Will sits down with a dozen people of varying importance to him and gives, well, a pretty straightforward coming-out confession of the sort that you’d expect from just about any well-meaning show from the early 2000s. He goes on about how he and all his friends are still the same except for one little detail: “I don’t like girls.” He says that he had a crush on someone he knew wouldn’t like him back, and that Vecna showed him a manufactured future in which this came between him and his friends, not because of bigotry, but because their overbearing worry for him makes him feel othered to the point of pushing them away. 

As Will starts to cry, his mother and friends, one by one, promise that they’re not going anywhere and then give him a big group hug. It’s sweet, but maybe a bit overwrought for modern sensibilities? There’s a lot to unpack about this moment and how it may or may not land.

For some, there’s just some absurdity to seeing most of the cast of Stranger Things lined up to listen to Will tell everyone he has a crush on another friend in the room, and it also doesn’t help that much of the cast is just not reacting much at all to the revelation. But I don’t think that the silliness of the scene is the only issue. 

By 2025, it feels like some queer people may have become a bit jaded toward the traditional coming-out story. It’s certainly still a universal part of queer experience, but when it’s often the only lens through which mainstream media views the queer experience, a young twink tearfully telling his bros he’s “still the same” as he always was probably isn’t going to land with queer viewers the way it once would have. On the contrary, some queer people don’t find comfort in stories where a gay character only finds solidarity if they focus on how they are the “same” as their cishet friends. I’d rather see stories about that support not being given under the condition of what makes me similar to others, when it should be offered regardless. 

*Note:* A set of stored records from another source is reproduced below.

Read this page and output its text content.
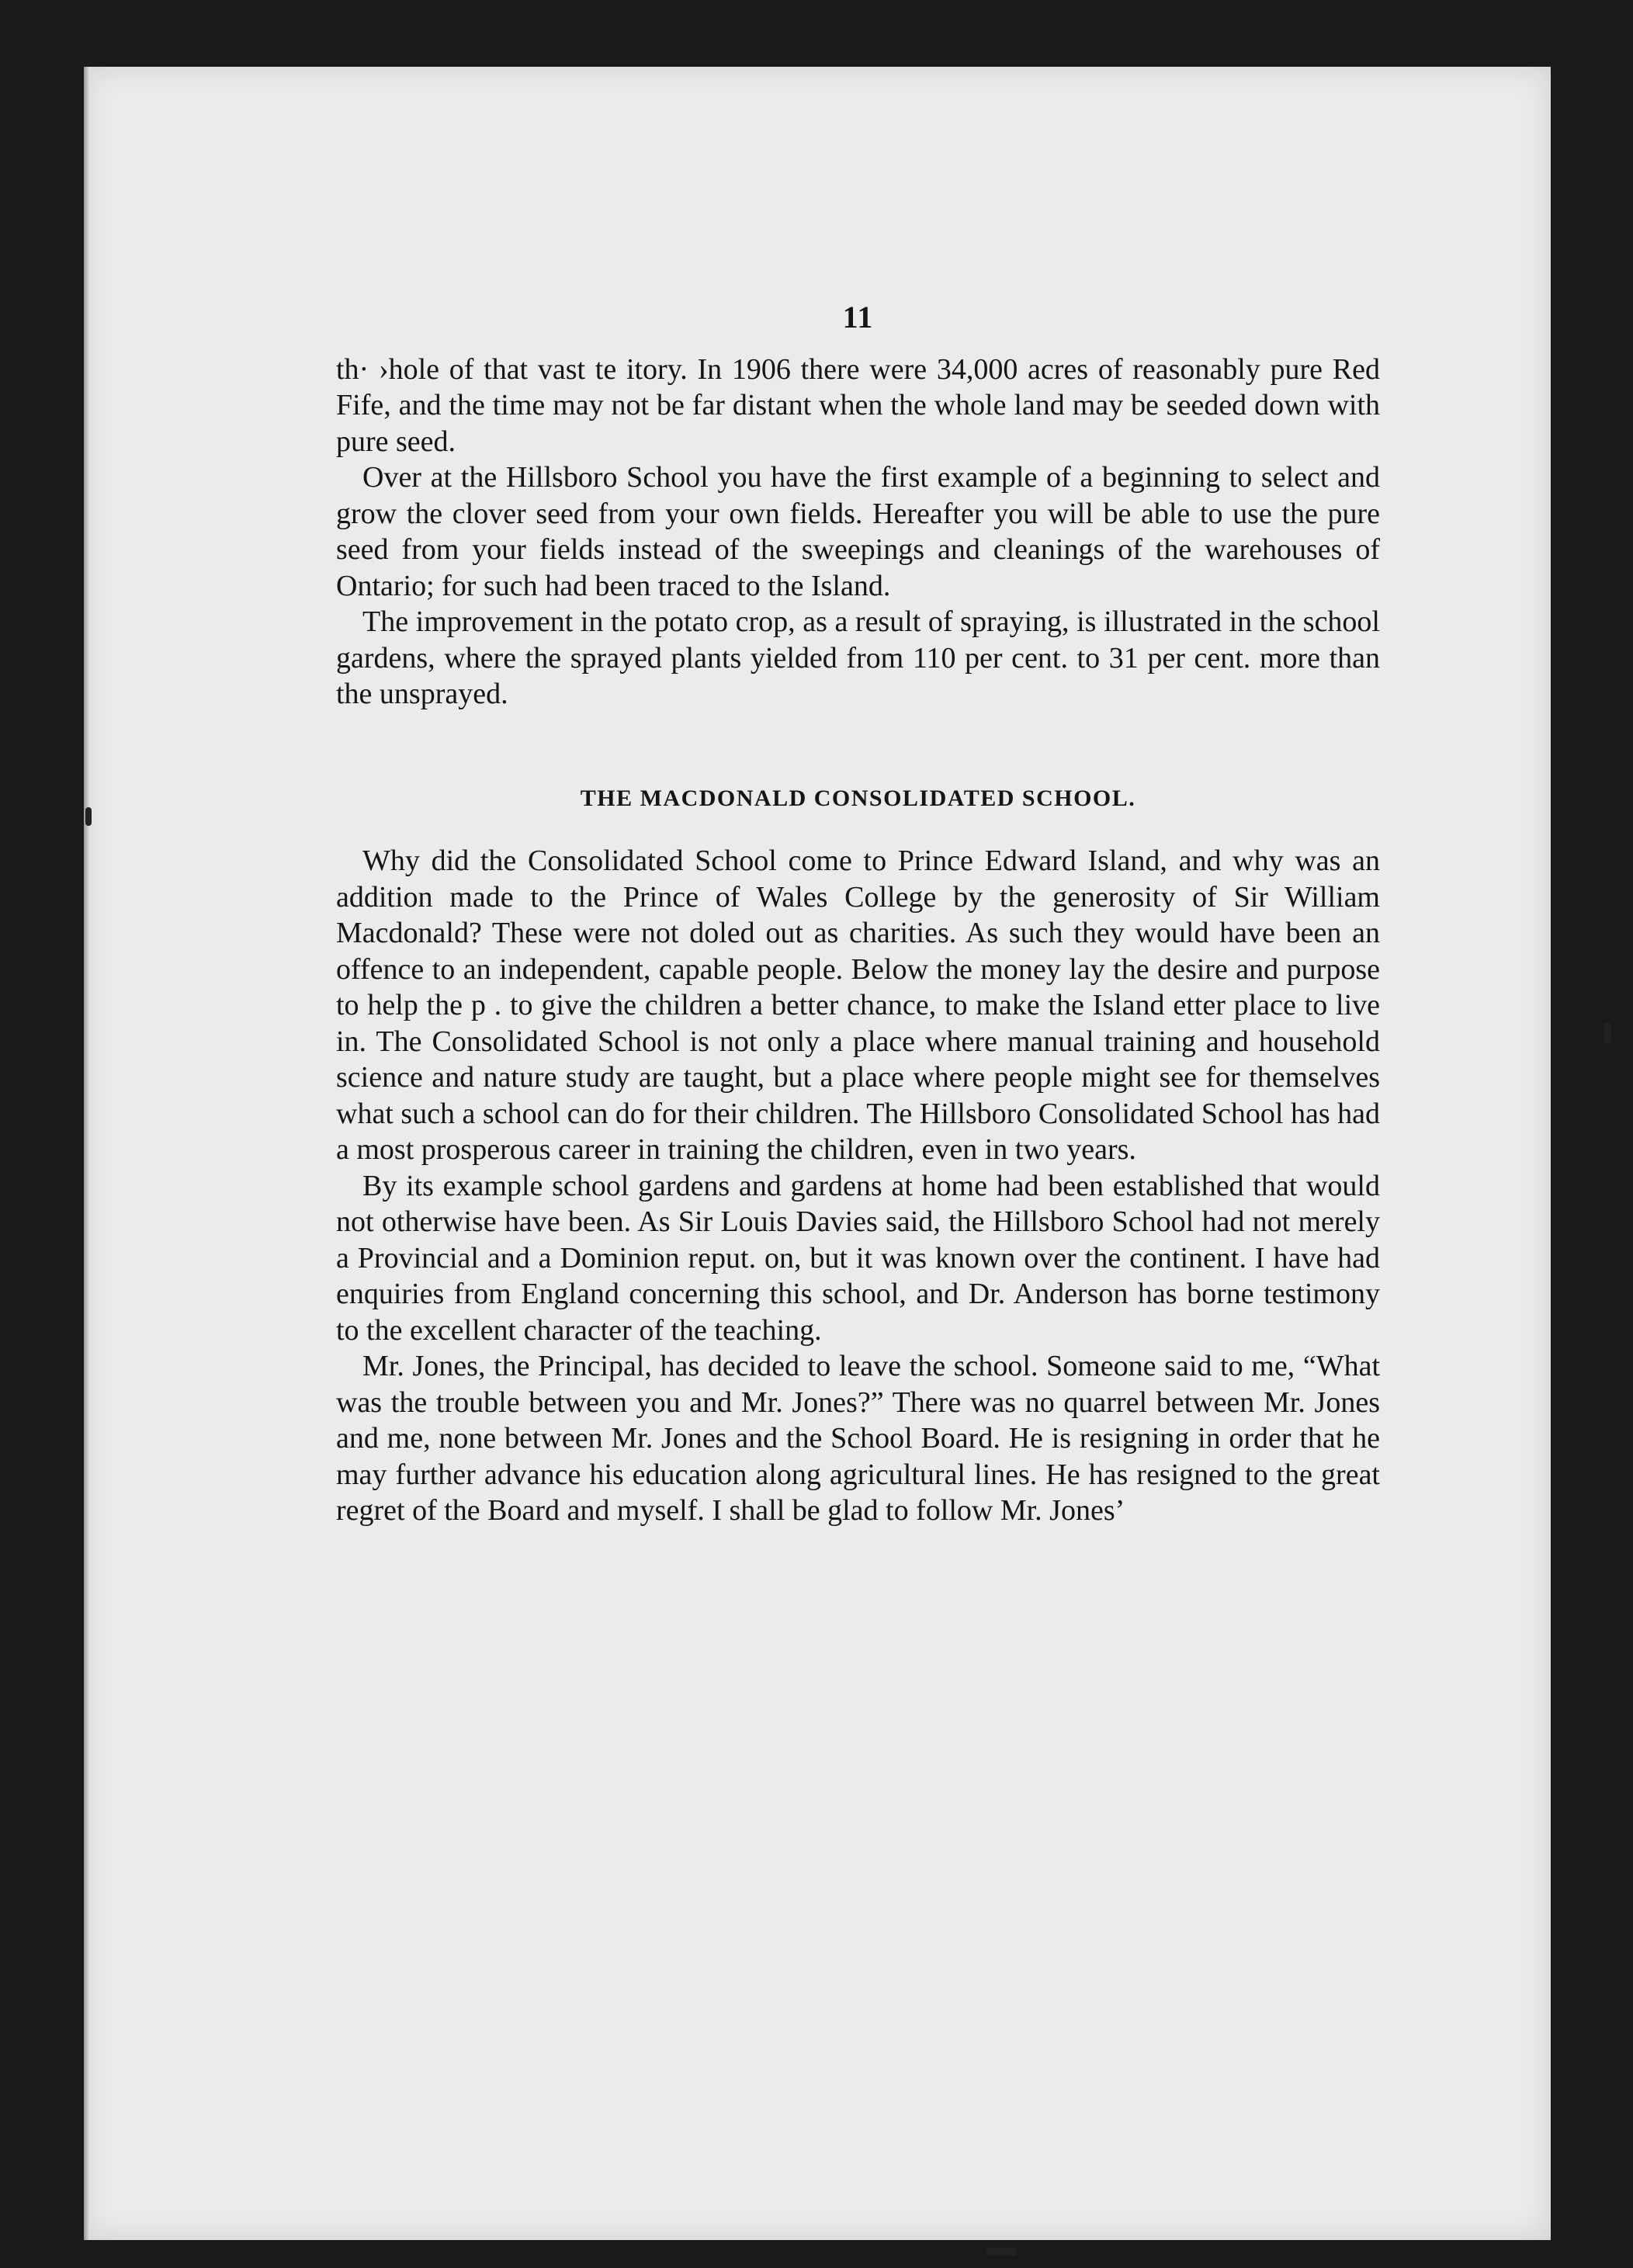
11

th· ›hole of that vast te itory. In 1906 there were 34,000 acres of reasonably pure Red Fife, and the time may not be far distant when the whole land may be seeded down with pure seed.

Over at the Hillsboro School you have the first example of a beginning to select and grow the clover seed from your own fields. Hereafter you will be able to use the pure seed from your fields instead of the sweepings and cleanings of the warehouses of Ontario; for such had been traced to the Island.

The improvement in the potato crop, as a result of spraying, is illustrated in the school gardens, where the sprayed plants yielded from 110 per cent. to 31 per cent. more than the unsprayed.

THE MACDONALD CONSOLIDATED SCHOOL.

Why did the Consolidated School come to Prince Edward Island, and why was an addition made to the Prince of Wales College by the generosity of Sir William Macdonald? These were not doled out as charities. As such they would have been an offence to an independent, capable people. Below the money lay the desire and purpose to help the p . to give the children a better chance, to make the Island etter place to live in. The Consolidated School is not only a place where manual training and household science and nature study are taught, but a place where people might see for themselves what such a school can do for their children. The Hillsboro Consolidated School has had a most prosperous career in training the children, even in two years.

By its example school gardens and gardens at home had been established that would not otherwise have been. As Sir Louis Davies said, the Hillsboro School had not merely a Provincial and a Dominion reput. on, but it was known over the continent. I have had enquiries from England concerning this school, and Dr. Anderson has borne testimony to the excellent character of the teaching.

Mr. Jones, the Principal, has decided to leave the school. Someone said to me, “What was the trouble between you and Mr. Jones?” There was no quarrel between Mr. Jones and me, none between Mr. Jones and the School Board. He is resigning in order that he may further advance his education along agricultural lines. He has resigned to the great regret of the Board and myself. I shall be glad to follow Mr. Jones’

In the case of Stranger Things, I think I’m willing to offer it some grace because it is ultimately an ‘80s period piece, and even though the Stonewall Riots happened nearly 20 years prior, there was still a lot of work to be done in 1987. So if 16-year-old Will has no other framework to communicate his truth to his friends in the late ‘80s, fair enough. Especially if there are still young people living in small towns like Hawkins who are watching shows like Stranger Things and still at that stage in their lives.

That said, the ‘80s setting does have some fans wondering where the hell this universal acceptance is coming from. Yeah, you could argue the Stranger Things gang has been through so much that they don’t have time for homophobia, but when has an apocalypse ever been enough to make a bigot admit to the error of their ways? I don’t know, it’s an awkward line to walk when you’re including queer characters in your story. If you show a completely accepting universe, you run the risk of coming off as inauthentic, but if you portray the reality of the queer experience, you will inevitably have the most online armchair consultant calling your work a moral failing to the gays you hope to represent. Everyone’s got their preferences, but as hokey as the scene might be, I have a hard time viewing it as anything other than well-meaning.

The bigger problem I have with the scene is one many people are having with Stranger Things’ final season, which is that the writing is so straightforward and inelegant that you have to wonder if Netflix is actually telling writers to dumb down their work for the people who are always on their damn phones. Stranger Things has reasonably complex mythology and lore, so I don’t think anyone who’s still invested after five seasons needs to have dialogue mashed up and spoonfed to them like they’re a baby, but that proclivity feels pretty apparent in this scene. At the very least, the polarizing moment has got the shitpost pipeline flowing.